With the exception of some mild discomfort that usually lasted only a few minutes, I have been totally free of "my affliction" since last August. Now that February and - with it, hopefully, winter - is winding down, I think I can safely claim that glucosamine/condroitin has been very beneficial to me. I plan to continue taking a tablet twice daily.

My dog has not fared quite so well. After a week or so of taking the supplement, she seemed to be much better. I weaned her off of the vet's treatment and tried some other "joint care" products. For a while, everything seemed fine, but, gradually, her symptoms reappeared. Since then, we have returned to the vet's supplement, and she has improved. She still has occasional problems - probably more stiffness than actual pain, although you'd never believe that if you heard her yelp - but most of the time she is almost as mobile and frisky as her sibling. I still have to lift her up onto the bed and down again - yes, she sleeps with us. Our bed is a tall water-bed style with two rows of drawers underneath - but just about anything else she can manage to jump up on if she really wants to.

My totally unscientific conclusion is that, for my dog and me at least, glucosamine/condroitin can help ease arthritic symptoms and may, underline "may", actually reduce the effects of arthritis.
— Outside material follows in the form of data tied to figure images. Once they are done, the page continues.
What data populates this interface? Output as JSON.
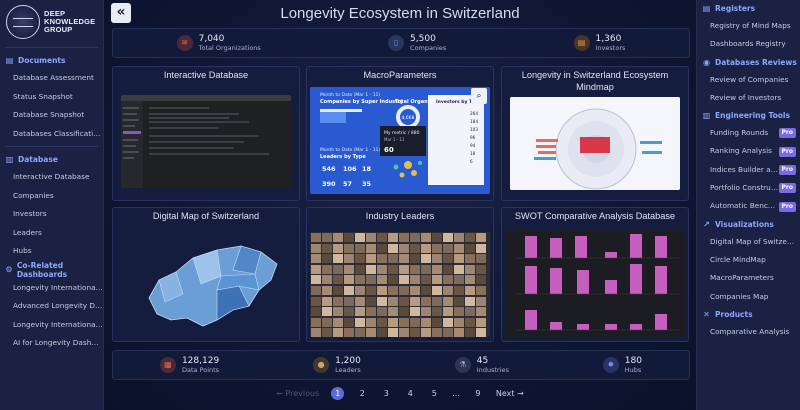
{
  "logo": {
    "line1": "DEEP",
    "line2": "KNOWLEDGE",
    "line3": "GROUP"
  },
  "left_sidebar": {
    "sections": [
      {
        "title": "Documents",
        "icon": "document-icon",
        "items": [
          "Database Assessment",
          "Status Snapshot",
          "Database Snapshot",
          "Databases Classifications"
        ]
      },
      {
        "title": "Database",
        "icon": "database-icon",
        "items": [
          "Interactive Database",
          "Companies",
          "Investors",
          "Leaders",
          "Hubs"
        ]
      },
      {
        "title": "Co-Related Dashboards",
        "icon": "dashboards-icon",
        "items": [
          "Longevity International ...",
          "Advanced Longevity Da...",
          "Longevity International ...",
          "AI for Longevity Dashbo..."
        ]
      }
    ]
  },
  "right_sidebar": {
    "sections": [
      {
        "title": "Registers",
        "icon": "register-icon",
        "items": [
          {
            "label": "Registry of Mind Maps",
            "pro": false
          },
          {
            "label": "Dashboards Registry",
            "pro": false
          }
        ]
      },
      {
        "title": "Databases Reviews",
        "icon": "eye-icon",
        "items": [
          {
            "label": "Review of Companies",
            "pro": false
          },
          {
            "label": "Review of Investors",
            "pro": false
          }
        ]
      },
      {
        "title": "Engineering Tools",
        "icon": "tools-icon",
        "items": [
          {
            "label": "Funding Rounds",
            "pro": true
          },
          {
            "label": "Ranking Analysis",
            "pro": true
          },
          {
            "label": "Indices Builder and ...",
            "pro": true
          },
          {
            "label": "Portfolio Constructor",
            "pro": true
          },
          {
            "label": "Automatic Benchma...",
            "pro": true
          }
        ]
      },
      {
        "title": "Visualizations",
        "icon": "chart-icon",
        "items": [
          {
            "label": "Digital Map of Switzerla...",
            "pro": false
          },
          {
            "label": "Circle MindMap",
            "pro": false
          },
          {
            "label": "MacroParameters",
            "pro": false
          },
          {
            "label": "Companies Map",
            "pro": false
          }
        ]
      },
      {
        "title": "Products",
        "icon": "products-icon",
        "items": [
          {
            "label": "Comparative Analysis",
            "pro": false
          }
        ]
      }
    ],
    "pro_label": "Pro"
  },
  "header": {
    "title": "Longevity Ecosystem in Switzerland",
    "collapse_icon": "double-chevron-left-icon"
  },
  "top_stats": [
    {
      "value": "7,040",
      "label": "Total Organizations",
      "icon": "layers-icon",
      "color": "#e0664d"
    },
    {
      "value": "5,500",
      "label": "Companies",
      "icon": "phone-icon",
      "color": "#6f8fe0"
    },
    {
      "value": "1,360",
      "label": "Investors",
      "icon": "clipboard-icon",
      "color": "#e0954d"
    }
  ],
  "cards": [
    {
      "title": "Interactive Database"
    },
    {
      "title": "MacroParameters"
    },
    {
      "title": "Longevity in Switzerland Ecosystem Mindmap"
    },
    {
      "title": "Digital Map of Switzerland"
    },
    {
      "title": "Industry Leaders"
    },
    {
      "title": "SWOT Comparative Analysis Database"
    }
  ],
  "macro": {
    "t1": "Month to Date (Mar 1 - 11)",
    "t2": "Companies by Super Industry",
    "t3": "Total Organizations",
    "t4": "Investors by Type",
    "donut": "4,668",
    "tip1": "My metric / 880",
    "tip2": "Mar 1 - 11",
    "tip3": "60",
    "t5": "Leaders by Type",
    "nums": [
      "546",
      "106",
      "18",
      "390",
      "57",
      "35"
    ],
    "inv": [
      "264",
      "184",
      "103",
      "96",
      "94",
      "18",
      "6"
    ]
  },
  "bottom_stats": [
    {
      "value": "128,129",
      "label": "Data Points",
      "icon": "grid-icon",
      "color": "#e0664d"
    },
    {
      "value": "1,200",
      "label": "Leaders",
      "icon": "person-icon",
      "color": "#caa66a"
    },
    {
      "value": "45",
      "label": "Industries",
      "icon": "flask-icon",
      "color": "#9aa3c0"
    },
    {
      "value": "180",
      "label": "Hubs",
      "icon": "hub-icon",
      "color": "#7d8ef0"
    }
  ],
  "pagination": {
    "prev": "Previous",
    "next": "Next",
    "pages": [
      "1",
      "2",
      "3",
      "4",
      "5",
      "...",
      "9"
    ],
    "current": "1"
  }
}
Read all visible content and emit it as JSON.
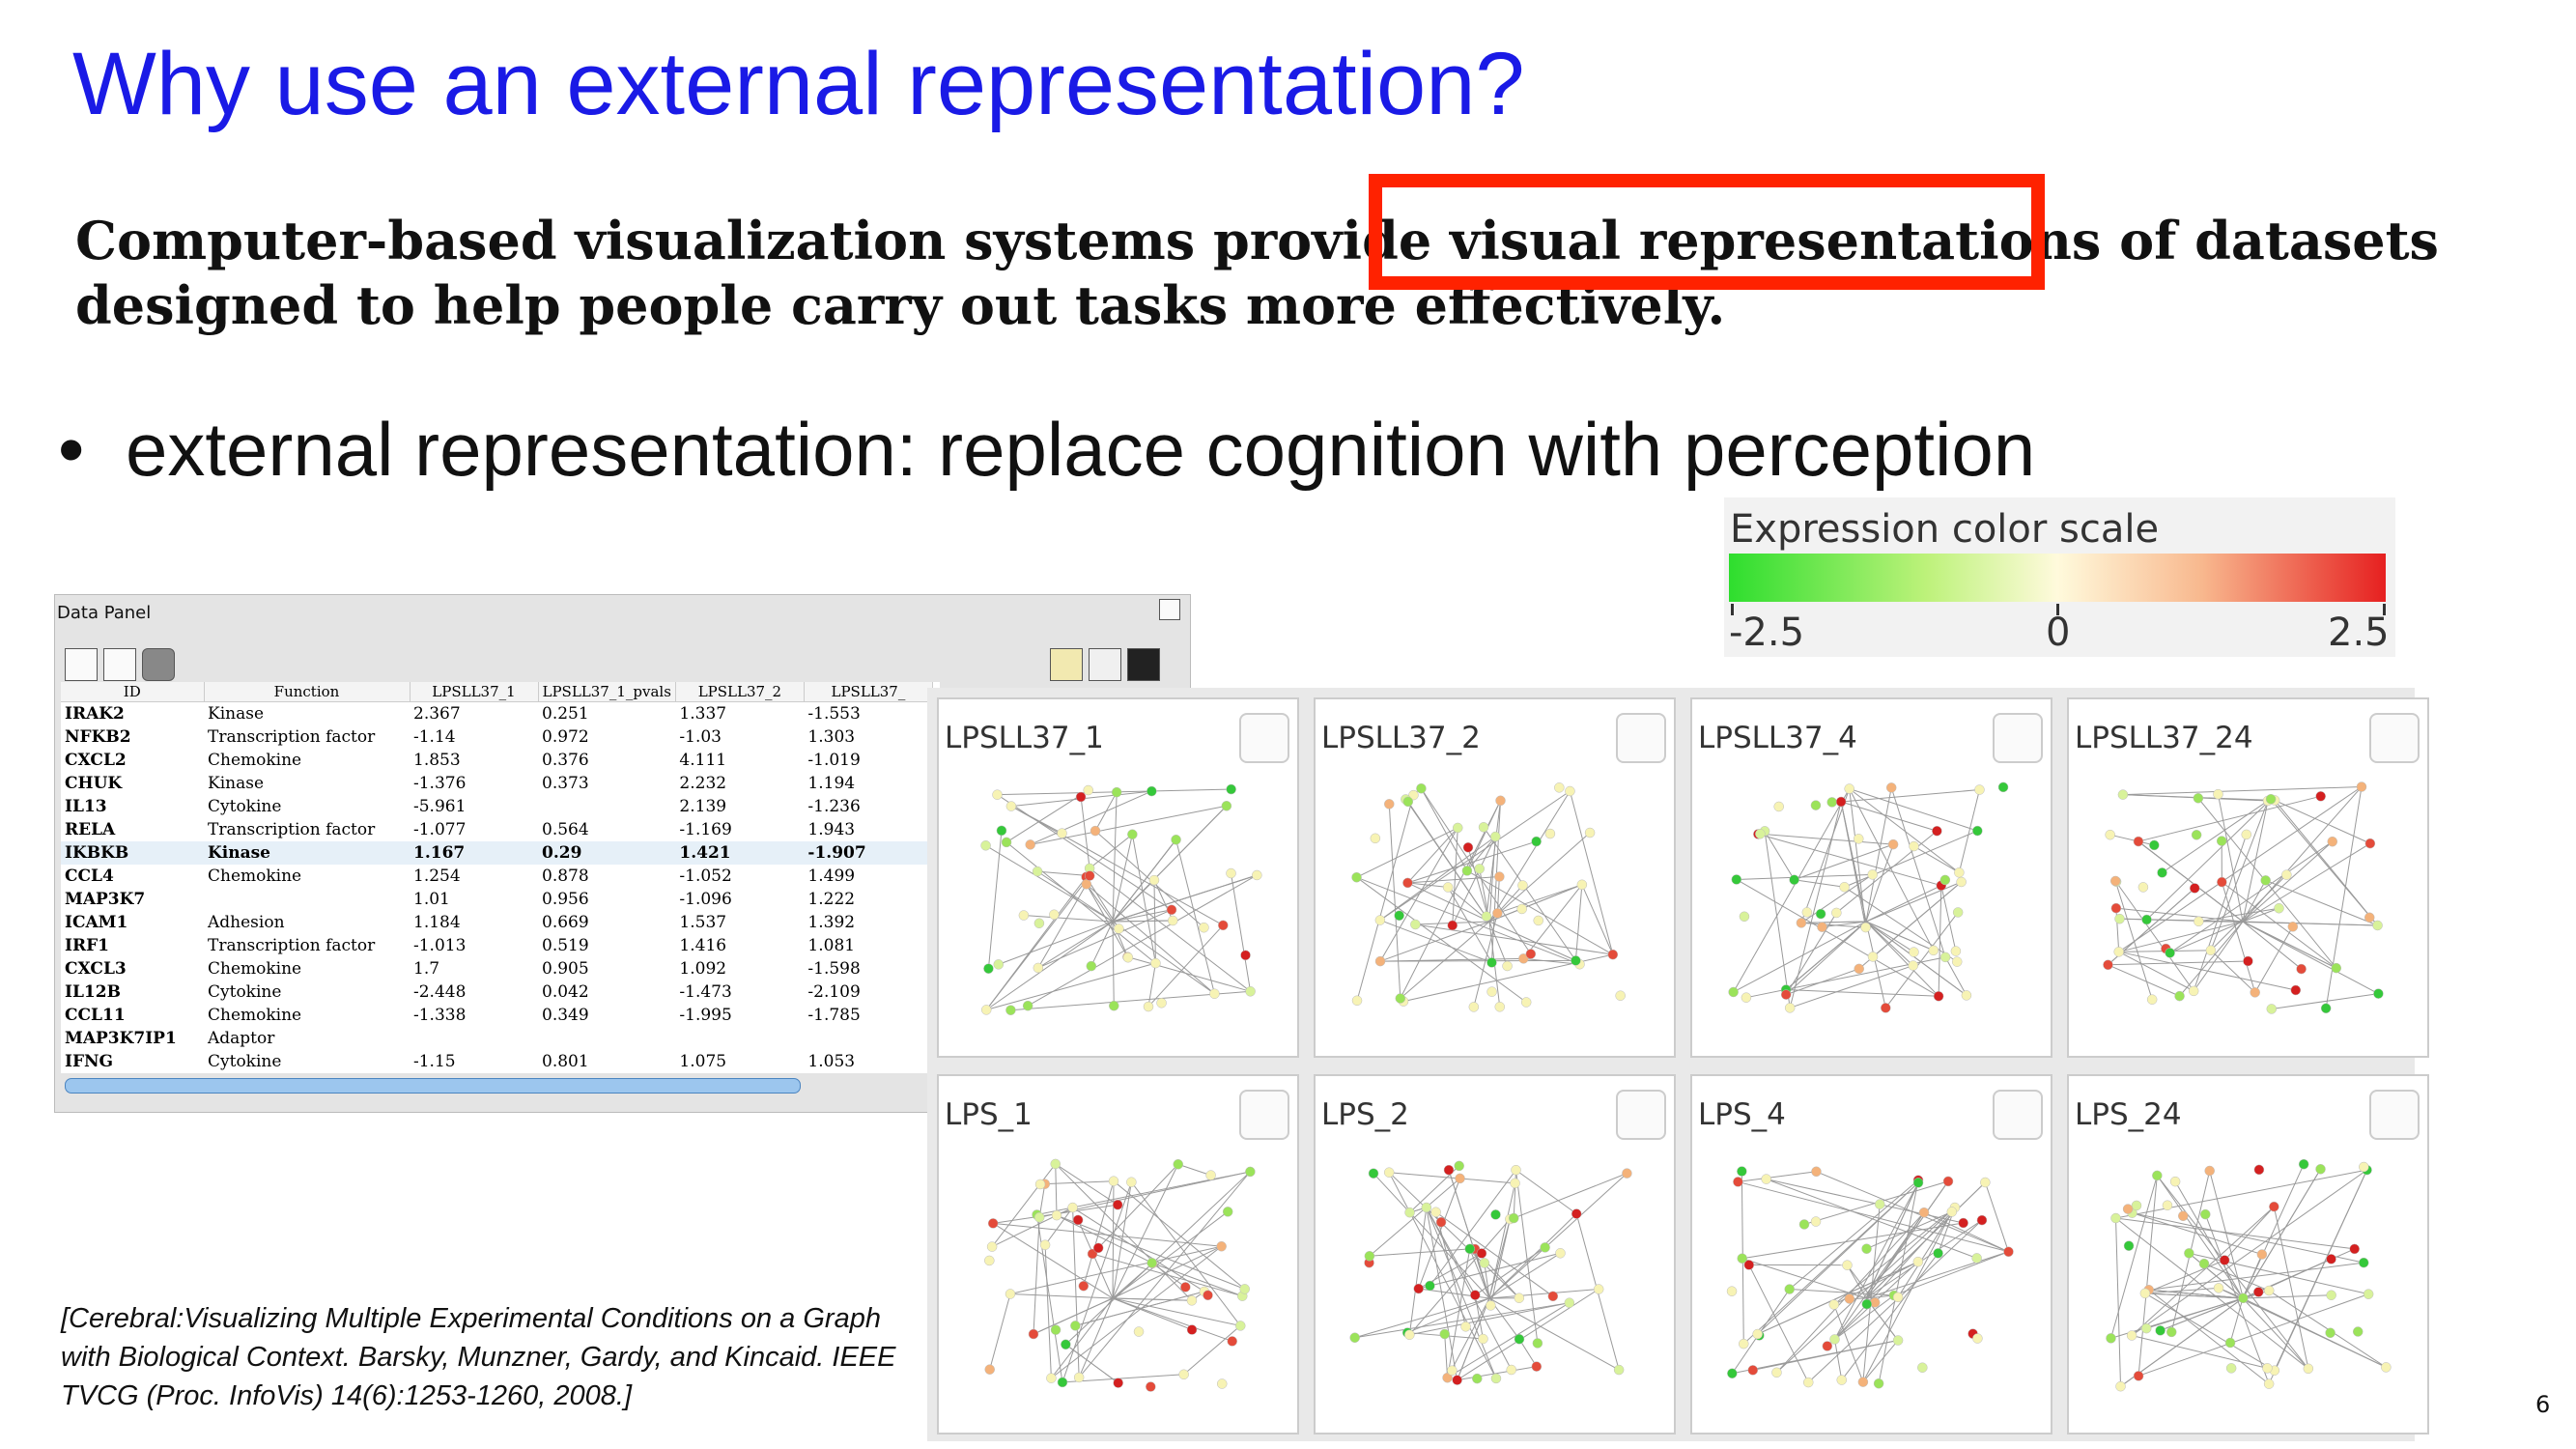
{
  "slide": {
    "title": "Why use an external representation?",
    "quote_line1": "Computer-based visualization systems provide visual representations of datasets",
    "quote_line2": "designed to help people carry out tasks more effectively.",
    "bullet": "external representation: replace cognition with perception",
    "bullet_symbol": "•",
    "page_number": "6"
  },
  "highlight_color": "#ff2200",
  "color_scale": {
    "title": "Expression color scale",
    "min_label": "-2.5",
    "mid_label": "0",
    "max_label": "2.5",
    "colors": [
      "#2ede2e",
      "#fffadc",
      "#e62020"
    ]
  },
  "data_panel": {
    "title": "Data Panel",
    "columns": [
      "ID",
      "Function",
      "LPSLL37_1",
      "LPSLL37_1_pvals",
      "LPSLL37_2",
      "LPSLL37_"
    ],
    "rows": [
      [
        "IRAK2",
        "Kinase",
        "2.367",
        "0.251",
        "1.337",
        "-1.553"
      ],
      [
        "NFKB2",
        "Transcription factor",
        "-1.14",
        "0.972",
        "-1.03",
        "1.303"
      ],
      [
        "CXCL2",
        "Chemokine",
        "1.853",
        "0.376",
        "4.111",
        "-1.019"
      ],
      [
        "CHUK",
        "Kinase",
        "-1.376",
        "0.373",
        "2.232",
        "1.194"
      ],
      [
        "IL13",
        "Cytokine",
        "-5.961",
        "",
        "2.139",
        "-1.236"
      ],
      [
        "RELA",
        "Transcription factor",
        "-1.077",
        "0.564",
        "-1.169",
        "1.943"
      ],
      [
        "IKBKB",
        "Kinase",
        "1.167",
        "0.29",
        "1.421",
        "-1.907"
      ],
      [
        "CCL4",
        "Chemokine",
        "1.254",
        "0.878",
        "-1.052",
        "1.499"
      ],
      [
        "MAP3K7",
        "",
        "1.01",
        "0.956",
        "-1.096",
        "1.222"
      ],
      [
        "ICAM1",
        "Adhesion",
        "1.184",
        "0.669",
        "1.537",
        "1.392"
      ],
      [
        "IRF1",
        "Transcription factor",
        "-1.013",
        "0.519",
        "1.416",
        "1.081"
      ],
      [
        "CXCL3",
        "Chemokine",
        "1.7",
        "0.905",
        "1.092",
        "-1.598"
      ],
      [
        "IL12B",
        "Cytokine",
        "-2.448",
        "0.042",
        "-1.473",
        "-2.109"
      ],
      [
        "CCL11",
        "Chemokine",
        "-1.338",
        "0.349",
        "-1.995",
        "-1.785"
      ],
      [
        "MAP3K7IP1",
        "Adaptor",
        "",
        "",
        "",
        ""
      ],
      [
        "IFNG",
        "Cytokine",
        "-1.15",
        "0.801",
        "1.075",
        "1.053"
      ]
    ],
    "selected_row": "IKBKB"
  },
  "networks": [
    {
      "label": "LPSLL37_1"
    },
    {
      "label": "LPSLL37_2"
    },
    {
      "label": "LPSLL37_4"
    },
    {
      "label": "LPSLL37_24"
    },
    {
      "label": "LPS_1"
    },
    {
      "label": "LPS_2"
    },
    {
      "label": "LPS_4"
    },
    {
      "label": "LPS_24"
    }
  ],
  "citation": {
    "line1": "[Cerebral:Visualizing Multiple Experimental Conditions on a Graph",
    "line2": "with Biological Context. Barsky, Munzner, Gardy, and Kincaid. IEEE",
    "line3": "TVCG (Proc. InfoVis) 14(6):1253-1260, 2008.]"
  }
}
While I have no reason to believe that taking a recommended dosage of glucosamine/condroitin would cause any harm, you didn't hear that from me. Consult your doctor.

Could it be the "placebo effect" and not any real change? Could be for me, I'm still amazed I didn't get sympathetic labor pains when my kids were born (about thirty years ago), but how do you account for the improvement in my dog? No, I think there is something here, and I hope there will be more serious scientific investigations undertaken shortly.